Tim Wu, em outro artigo, analisa as consequências desse ambiente para a esfera pública e até mesmo para a democracia como um todo. O free speech foi engendrado quando atingir o público era difícil. Mas nas redes sociais é fácil falar, o difícil é ser ouvido. Logo, governos autoritários têm adotado a técnica de postar em massa nas redes sociais contrariamente à opinião de seus críticos por meio de bots, realizando uma censura que não impede ninguém de falar, mas abafa vozes em contrário.

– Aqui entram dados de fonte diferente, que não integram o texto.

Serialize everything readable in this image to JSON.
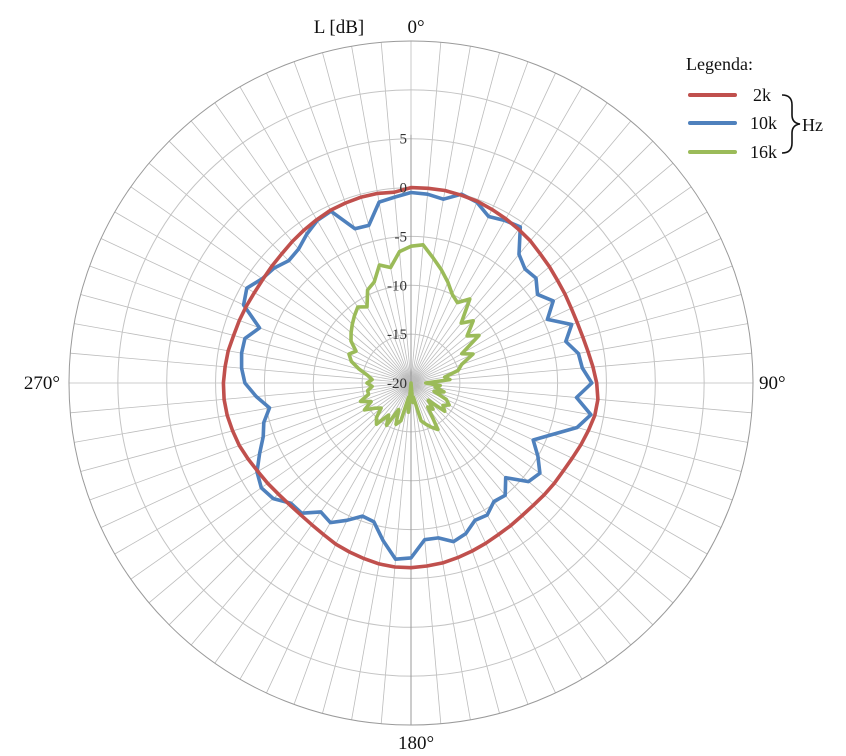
{
  "chart_data": {
    "type": "line",
    "subtype": "polar",
    "ylabel": "L [dB]",
    "r_range": [
      -20,
      5
    ],
    "r_ticks": [
      5,
      0,
      -5,
      -10,
      -15,
      -20
    ],
    "r_tick_labels": [
      "5",
      "0",
      "-5",
      "-10",
      "-15",
      "-20"
    ],
    "angle_step_deg": 5,
    "angle_labels": [
      "0°",
      "90°",
      "180°",
      "270°"
    ],
    "legend": {
      "title": "Legenda:",
      "unit": "Hz",
      "placement": "top-right"
    },
    "series": [
      {
        "name": "2k",
        "color": "#c0504d",
        "values": [
          0,
          0,
          0,
          -0.1,
          -0.2,
          -0.4,
          -0.6,
          -0.8,
          -1,
          -1.3,
          -1.5,
          -1.7,
          -1.8,
          -1.9,
          -1.9,
          -1.8,
          -1.6,
          -1.3,
          -1,
          -0.8,
          -0.9,
          -1.2,
          -1.5,
          -1.8,
          -2,
          -2.1,
          -2.2,
          -2.3,
          -2.3,
          -2.2,
          -2.1,
          -1.9,
          -1.7,
          -1.5,
          -1.3,
          -1.2,
          -1.1,
          -1.1,
          -1.2,
          -1.4,
          -1.6,
          -1.8,
          -2.1,
          -2.3,
          -2.4,
          -2.4,
          -2.3,
          -2.1,
          -1.9,
          -1.6,
          -1.3,
          -1.1,
          -0.9,
          -0.8,
          -0.8,
          -0.9,
          -1,
          -1.2,
          -1.3,
          -1.4,
          -1.5,
          -1.5,
          -1.4,
          -1.3,
          -1.1,
          -0.9,
          -0.7,
          -0.5,
          -0.4,
          -0.3,
          -0.3,
          -0.4
        ]
      },
      {
        "name": "10k",
        "color": "#4f81bd",
        "values": [
          -0.5,
          -0.6,
          -0.9,
          0,
          -0.3,
          -1.2,
          -0.8,
          -0.5,
          -2.8,
          -3.5,
          -3.3,
          -4.2,
          -3.2,
          -4.6,
          -2.5,
          -3.6,
          -2.6,
          -2.4,
          -1.5,
          -3,
          -1.3,
          -2.4,
          -4.6,
          -6.2,
          -5,
          -3.9,
          -4.3,
          -6.3,
          -5,
          -5.2,
          -4.4,
          -4.5,
          -3.6,
          -3.2,
          -3.9,
          -3.9,
          -2.1,
          -1.9,
          -3.6,
          -5.3,
          -5.5,
          -4.5,
          -3.5,
          -3.9,
          -2.6,
          -2.6,
          -1.6,
          -1.3,
          -1.8,
          -2.9,
          -3.9,
          -4.4,
          -5.3,
          -4.1,
          -3,
          -2.6,
          -2.4,
          -2.4,
          -3.5,
          -1.1,
          -0.6,
          -1.4,
          -1.7,
          -2.3,
          -2.1,
          -1.4,
          -0.8,
          -0.6,
          -3.2,
          -3.3,
          -1.2,
          -0.9
        ]
      },
      {
        "name": "16k",
        "color": "#9bbb59",
        "values": [
          -6,
          -5.8,
          -7,
          -8,
          -9,
          -10,
          -10.5,
          -9.5,
          -12,
          -11,
          -12.5,
          -11.5,
          -14,
          -13,
          -14.5,
          -15,
          -16.5,
          -16,
          -18.5,
          -17,
          -17.5,
          -16.5,
          -17.5,
          -16,
          -15.5,
          -16,
          -15.5,
          -17.5,
          -16.5,
          -17,
          -14.5,
          -15,
          -15.5,
          -16,
          -18.5,
          -18,
          -20,
          -17,
          -18.5,
          -16,
          -15.5,
          -17,
          -15,
          -16,
          -14.5,
          -15,
          -16,
          -15.5,
          -14.5,
          -15.5,
          -14.5,
          -15.5,
          -15.5,
          -16,
          -15.5,
          -16,
          -15.5,
          -14.5,
          -13.5,
          -13,
          -13.5,
          -12.5,
          -12,
          -11.5,
          -11,
          -10.5,
          -11,
          -9.5,
          -9,
          -7.5,
          -8,
          -6.5
        ]
      }
    ]
  }
}
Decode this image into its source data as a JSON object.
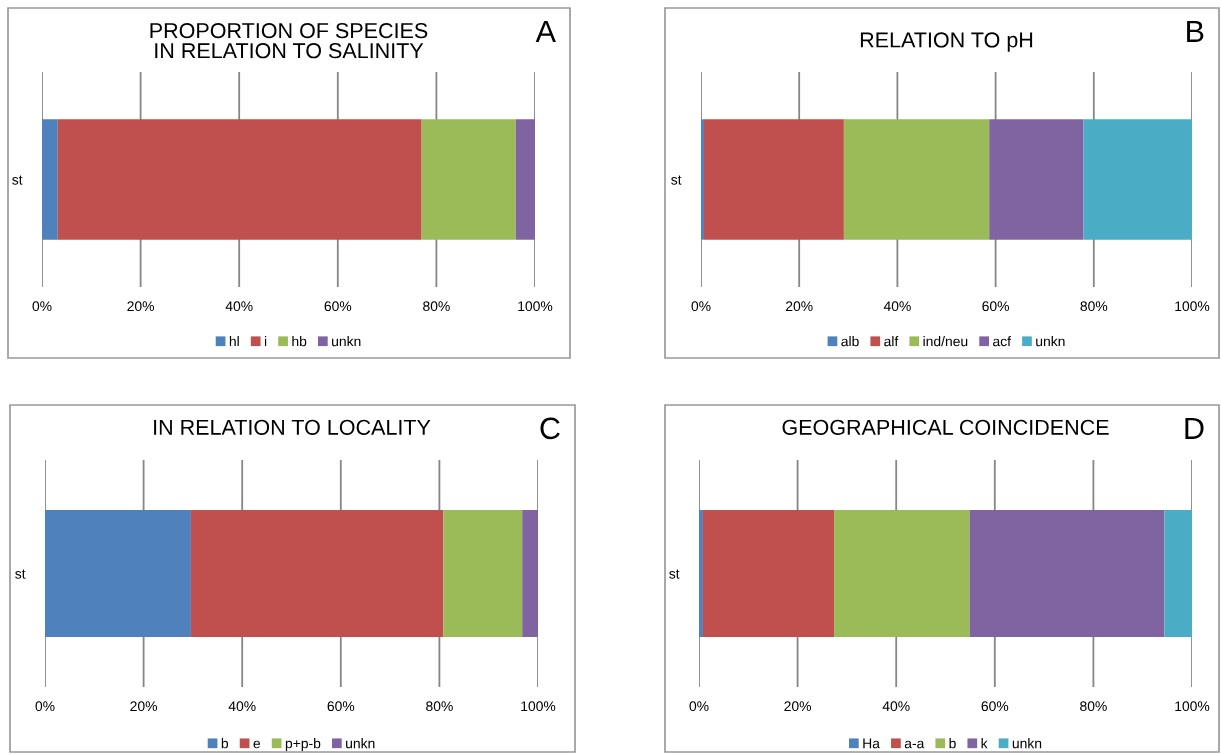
{
  "chart_data": [
    {
      "type": "bar",
      "orientation": "horizontal",
      "stacked": true,
      "title": "PROPORTION OF SPECIES\nIN RELATION TO SALINITY",
      "annotations": [
        "A"
      ],
      "categories": [
        "st"
      ],
      "series": [
        {
          "name": "hl",
          "color": "#4f81bd",
          "values": [
            3.2
          ]
        },
        {
          "name": "i",
          "color": "#c0504d",
          "values": [
            73.8
          ]
        },
        {
          "name": "hb",
          "color": "#9bbb59",
          "values": [
            19.1
          ]
        },
        {
          "name": "unkn",
          "color": "#8064a2",
          "values": [
            3.9
          ]
        }
      ],
      "xlim": [
        0,
        100
      ],
      "xticks": [
        {
          "value": 0,
          "label": "0%"
        },
        {
          "value": 20,
          "label": "20%"
        },
        {
          "value": 40,
          "label": "40%"
        },
        {
          "value": 60,
          "label": "60%"
        },
        {
          "value": 80,
          "label": "80%"
        },
        {
          "value": 100,
          "label": "100%"
        }
      ],
      "grid": "x",
      "legend": "bottom"
    },
    {
      "type": "bar",
      "orientation": "horizontal",
      "stacked": true,
      "title": "RELATION TO pH",
      "annotations": [
        "B"
      ],
      "categories": [
        "st"
      ],
      "series": [
        {
          "name": "alb",
          "color": "#4f81bd",
          "values": [
            0.6
          ]
        },
        {
          "name": "alf",
          "color": "#c0504d",
          "values": [
            28.5
          ]
        },
        {
          "name": "ind/neu",
          "color": "#9bbb59",
          "values": [
            29.6
          ]
        },
        {
          "name": "acf",
          "color": "#8064a2",
          "values": [
            19.2
          ]
        },
        {
          "name": "unkn",
          "color": "#4bacc6",
          "values": [
            22.1
          ]
        }
      ],
      "xlim": [
        0,
        100
      ],
      "xticks": [
        {
          "value": 0,
          "label": "0%"
        },
        {
          "value": 20,
          "label": "20%"
        },
        {
          "value": 40,
          "label": "40%"
        },
        {
          "value": 60,
          "label": "60%"
        },
        {
          "value": 80,
          "label": "80%"
        },
        {
          "value": 100,
          "label": "100%"
        }
      ],
      "grid": "x",
      "legend": "bottom"
    },
    {
      "type": "bar",
      "orientation": "horizontal",
      "stacked": true,
      "title": "IN RELATION TO LOCALITY",
      "annotations": [
        "C"
      ],
      "categories": [
        "st"
      ],
      "series": [
        {
          "name": "b",
          "color": "#4f81bd",
          "values": [
            29.6
          ]
        },
        {
          "name": "e",
          "color": "#c0504d",
          "values": [
            51.2
          ]
        },
        {
          "name": "p+p-b",
          "color": "#9bbb59",
          "values": [
            16.0
          ]
        },
        {
          "name": "unkn",
          "color": "#8064a2",
          "values": [
            3.2
          ]
        }
      ],
      "xlim": [
        0,
        100
      ],
      "xticks": [
        {
          "value": 0,
          "label": "0%"
        },
        {
          "value": 20,
          "label": "20%"
        },
        {
          "value": 40,
          "label": "40%"
        },
        {
          "value": 60,
          "label": "60%"
        },
        {
          "value": 80,
          "label": "80%"
        },
        {
          "value": 100,
          "label": "100%"
        }
      ],
      "grid": "x",
      "legend": "bottom"
    },
    {
      "type": "bar",
      "orientation": "horizontal",
      "stacked": true,
      "title": "GEOGRAPHICAL COINCIDENCE",
      "annotations": [
        "D"
      ],
      "categories": [
        "st"
      ],
      "series": [
        {
          "name": "Ha",
          "color": "#4f81bd",
          "values": [
            0.8
          ]
        },
        {
          "name": "a-a",
          "color": "#c0504d",
          "values": [
            26.6
          ]
        },
        {
          "name": "b",
          "color": "#9bbb59",
          "values": [
            27.5
          ]
        },
        {
          "name": "k",
          "color": "#8064a2",
          "values": [
            39.5
          ]
        },
        {
          "name": "unkn",
          "color": "#4bacc6",
          "values": [
            5.6
          ]
        }
      ],
      "xlim": [
        0,
        100
      ],
      "xticks": [
        {
          "value": 0,
          "label": "0%"
        },
        {
          "value": 20,
          "label": "20%"
        },
        {
          "value": 40,
          "label": "40%"
        },
        {
          "value": 60,
          "label": "60%"
        },
        {
          "value": 80,
          "label": "80%"
        },
        {
          "value": 100,
          "label": "100%"
        }
      ],
      "grid": "x",
      "legend": "bottom"
    }
  ]
}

Uma censura reversa, portanto12.

A mesma coisa ocorre no nicho do direito: notáveis professores e autores de obras de vulto postam conteúdo nas redes sociais, mas quase não são lidos ou ouvidos. Esta seria a chance de jogar o "sarrafo para cima" no espaço virtual. Todavia, a commodity da atenção é praticamente monopolizada por influencers jurídicos, neutralizando outras vozes.

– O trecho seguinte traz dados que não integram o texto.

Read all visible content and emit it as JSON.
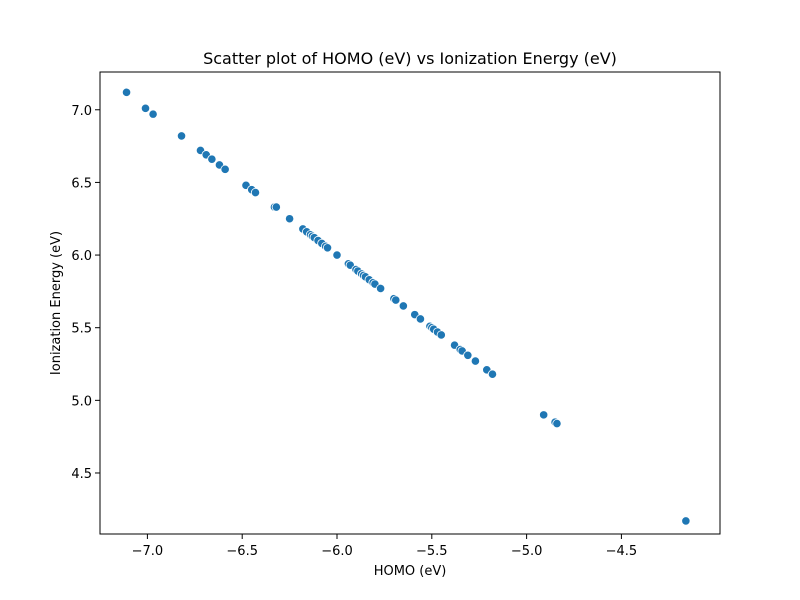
{
  "chart_data": {
    "type": "scatter",
    "title": "Scatter plot of HOMO (eV) vs Ionization Energy (eV)",
    "xlabel": "HOMO (eV)",
    "ylabel": "Ionization Energy (eV)",
    "xlim": [
      -7.25,
      -3.98
    ],
    "ylim": [
      4.08,
      7.26
    ],
    "xticks": [
      -7.0,
      -6.5,
      -6.0,
      -5.5,
      -5.0,
      -4.5
    ],
    "xtick_labels": [
      "−7.0",
      "−6.5",
      "−6.0",
      "−5.5",
      "−5.0",
      "−4.5"
    ],
    "yticks": [
      4.5,
      5.0,
      5.5,
      6.0,
      6.5,
      7.0
    ],
    "ytick_labels": [
      "4.5",
      "5.0",
      "5.5",
      "6.0",
      "6.5",
      "7.0"
    ],
    "grid": false,
    "color": "#1f77b4",
    "x": [
      -7.11,
      -7.01,
      -6.97,
      -6.82,
      -6.72,
      -6.69,
      -6.66,
      -6.62,
      -6.59,
      -6.48,
      -6.45,
      -6.43,
      -6.33,
      -6.32,
      -6.25,
      -6.18,
      -6.16,
      -6.14,
      -6.13,
      -6.12,
      -6.1,
      -6.08,
      -6.06,
      -6.05,
      -6.0,
      -5.94,
      -5.93,
      -5.9,
      -5.89,
      -5.87,
      -5.86,
      -5.85,
      -5.83,
      -5.81,
      -5.8,
      -5.77,
      -5.7,
      -5.69,
      -5.65,
      -5.59,
      -5.56,
      -5.51,
      -5.5,
      -5.49,
      -5.47,
      -5.45,
      -5.38,
      -5.35,
      -5.34,
      -5.31,
      -5.27,
      -5.21,
      -5.18,
      -4.91,
      -4.85,
      -4.84,
      -4.16
    ],
    "y": [
      7.12,
      7.01,
      6.97,
      6.82,
      6.72,
      6.69,
      6.66,
      6.62,
      6.59,
      6.48,
      6.45,
      6.43,
      6.33,
      6.33,
      6.25,
      6.18,
      6.16,
      6.14,
      6.13,
      6.12,
      6.1,
      6.08,
      6.06,
      6.05,
      6.0,
      5.94,
      5.93,
      5.9,
      5.89,
      5.87,
      5.86,
      5.85,
      5.83,
      5.81,
      5.8,
      5.77,
      5.7,
      5.69,
      5.65,
      5.59,
      5.56,
      5.51,
      5.5,
      5.49,
      5.47,
      5.45,
      5.38,
      5.35,
      5.34,
      5.31,
      5.27,
      5.21,
      5.18,
      4.9,
      4.85,
      4.84,
      4.17
    ]
  }
}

Essas e outras incongruências levaram Siva Vaidhyanathan a chamar as redes sociais de "redes antissociais"13. Resta saber se dependeremos da tolerância das plataformas ou se haverá lei que os obrigue a agir diferente, ao menos coibindo tais práticas.

*Nelson Rosenvald é procurador de Justiça do Ministério Público de Minas Gerais. Professor do Doutorado e Mestrado do IDP/DF. Pós-Doutor em Direito Civil - Universitá Roma Tre (IT-2011). Pós-Doutor em Direito Societário na Universidade de Coimbra (PO-2017). Visiting Academic - Oxford University (UK-2016-2017). Professor Visitante na Universidade Carlos III (ES-2018). Doutor e Mestre pela PUC/SP. Presidente do Instituto Brasileiro de Responsabilidade Civil (IBERC). Fellow of the European Law Institute (ELI). Member of the Society of Legal Scholars (UK). Membro do Grupo Ibero-americano de Responsabilidade Civil. Membro do Comitê Científico da revista Actualidad Jurídica Ibero-americana (España).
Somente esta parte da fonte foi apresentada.